The ophthalmology market saw three new drugs reach the market and seven pipeline drugs get pulled from clinical development last year. This highlights the unique features of this market, including the fact that the anatomy of the eye represents a challenge for R&D and ocular drug delivery.
Innovations in ophthalmology
Cataract surgery treatment
In February 2018, the US Food and Drug Administration (FDA) approved Icon Bioscience’s Dexycu (dexamethasone intraocular suspension), a dropless therapeutic for treating inflammation associated with cataract surgery, making it the first long-acting intraocular product for the treatment of postoperative inflammation.
Dexycu uses Icon’s proprietary Verisome drug-delivery platform, which allows for a single injection to be administered at the end of ocular surgery. One month after this approval, pSivida announced the acquisition of Icon. It then rebranded and changed its name to EyePoint Pharmaceuticals, becoming a speciality company in sustained-release treatments for back-of-the-eye diseases.
Postoperative inflammation
In August 2018, the FDA approved Kala Pharmaceutical’s Inveltys (loteprednol etabonate), a twice-daily ocular corticosteroid for the treatment of postoperative inflammation and pain after ocular surgery. The drug is the first twice-daily ocular steroid for the treatment of inflammation and pain after ocular surgery to be approved by the FDA. Previously, all available post-surgical corticosteroids were dosed four times per day. Therefore, Inveltys has the potential to improve patient compliance.

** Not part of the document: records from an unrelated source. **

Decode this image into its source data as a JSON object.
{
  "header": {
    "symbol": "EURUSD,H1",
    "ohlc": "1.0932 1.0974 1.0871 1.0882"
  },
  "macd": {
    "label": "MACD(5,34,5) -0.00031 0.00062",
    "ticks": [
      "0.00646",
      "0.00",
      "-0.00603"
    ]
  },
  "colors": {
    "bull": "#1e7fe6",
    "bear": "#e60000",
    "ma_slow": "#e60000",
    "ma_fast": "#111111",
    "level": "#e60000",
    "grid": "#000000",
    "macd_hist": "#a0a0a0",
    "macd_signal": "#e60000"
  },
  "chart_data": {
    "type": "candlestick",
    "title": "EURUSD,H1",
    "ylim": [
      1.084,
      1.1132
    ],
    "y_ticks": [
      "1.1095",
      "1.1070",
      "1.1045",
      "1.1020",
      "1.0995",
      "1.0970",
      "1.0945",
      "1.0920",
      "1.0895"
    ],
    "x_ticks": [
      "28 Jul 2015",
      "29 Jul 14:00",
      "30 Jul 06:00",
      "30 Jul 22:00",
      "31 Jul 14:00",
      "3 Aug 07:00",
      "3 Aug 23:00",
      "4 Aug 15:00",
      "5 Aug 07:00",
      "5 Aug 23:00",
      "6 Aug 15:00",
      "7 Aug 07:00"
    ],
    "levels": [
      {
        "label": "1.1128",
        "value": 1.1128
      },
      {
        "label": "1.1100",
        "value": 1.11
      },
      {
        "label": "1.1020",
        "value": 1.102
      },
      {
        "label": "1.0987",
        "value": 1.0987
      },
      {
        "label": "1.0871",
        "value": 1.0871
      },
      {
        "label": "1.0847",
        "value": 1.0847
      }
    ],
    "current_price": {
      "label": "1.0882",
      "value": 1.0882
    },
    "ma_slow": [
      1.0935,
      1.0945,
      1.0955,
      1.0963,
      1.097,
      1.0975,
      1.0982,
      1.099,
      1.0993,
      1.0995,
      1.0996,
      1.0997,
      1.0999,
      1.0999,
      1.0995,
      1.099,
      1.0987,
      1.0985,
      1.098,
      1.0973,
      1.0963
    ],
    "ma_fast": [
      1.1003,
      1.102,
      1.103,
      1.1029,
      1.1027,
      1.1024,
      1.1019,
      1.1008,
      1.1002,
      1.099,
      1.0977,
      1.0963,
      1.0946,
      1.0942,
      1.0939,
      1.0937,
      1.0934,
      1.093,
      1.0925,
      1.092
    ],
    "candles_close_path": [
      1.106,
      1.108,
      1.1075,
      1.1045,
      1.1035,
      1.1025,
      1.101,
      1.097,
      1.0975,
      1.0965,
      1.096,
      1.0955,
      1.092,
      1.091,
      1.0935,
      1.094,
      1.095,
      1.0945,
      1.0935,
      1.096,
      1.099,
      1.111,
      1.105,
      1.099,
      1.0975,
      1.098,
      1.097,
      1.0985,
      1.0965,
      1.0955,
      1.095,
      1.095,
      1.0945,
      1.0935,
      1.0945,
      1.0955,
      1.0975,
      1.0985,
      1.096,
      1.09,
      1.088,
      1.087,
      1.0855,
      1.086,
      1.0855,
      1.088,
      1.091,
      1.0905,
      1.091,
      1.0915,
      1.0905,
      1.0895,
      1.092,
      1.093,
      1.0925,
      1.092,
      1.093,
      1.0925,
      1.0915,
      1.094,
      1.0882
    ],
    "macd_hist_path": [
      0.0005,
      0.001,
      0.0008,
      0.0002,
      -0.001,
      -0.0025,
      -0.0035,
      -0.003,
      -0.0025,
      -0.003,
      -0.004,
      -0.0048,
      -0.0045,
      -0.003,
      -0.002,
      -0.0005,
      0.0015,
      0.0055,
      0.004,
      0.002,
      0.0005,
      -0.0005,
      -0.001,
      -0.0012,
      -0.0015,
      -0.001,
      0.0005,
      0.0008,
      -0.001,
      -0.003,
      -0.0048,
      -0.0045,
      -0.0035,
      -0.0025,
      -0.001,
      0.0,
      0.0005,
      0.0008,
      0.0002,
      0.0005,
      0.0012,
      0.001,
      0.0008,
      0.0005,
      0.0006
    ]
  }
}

Glaucoma and ocular hypertension
In September last year, Santen and Ube Industries received approval for Eybelis (DE-117) for glaucoma and ocular hypertension in Japan, providing a novel mechanism of action for this indication. In the US, the drug is currently undergoing Phase III trials.
R&D setbacks in ophthalmology
Despite these three drug approvals and launches, the ophthalmology market also experienced several R&D setbacks in 2018. A total of seven pipeline drugs were pulled from clinical development, three of which were being tested for macular degeneration: Ohr Pharmaceuticals’ squalamine, Roche’s lampalizumab, and Daiichi Sankyo’s DS-7080.
In particular, the termination of the highly-anticipated lampalizumab was a major disappointment for the ophthalmology market as it was specifically targeting geographic atrophy, the late stage of dry age-related macular degeneration (dAMD). The geographic atrophy segment still lacks approved therapies and arguably also represents the largest unmet need in the ophthalmology market. As lampalizumab was expected to reach blockbuster status, its termination was also a significant blow for Roche.
Besides these drug-related developments, in June 2018 Novartis announced that it plans to spin off Alcon, its long-struggling eye care unit. This move may have been expected given that in recent years, Novartis has exited vaccines, sold its animal health business, and dropped its consumer health unit in an effort to focus on its core markets.
Additionally, last September the media circulated rumours that Takeda may shed Shire’s ophthalmology business after their mega-merger is completed in an effort to cut debts. Despite these red flags, the ophthalmology market still offers vast potential that will continue to attract substantial funds for R&D.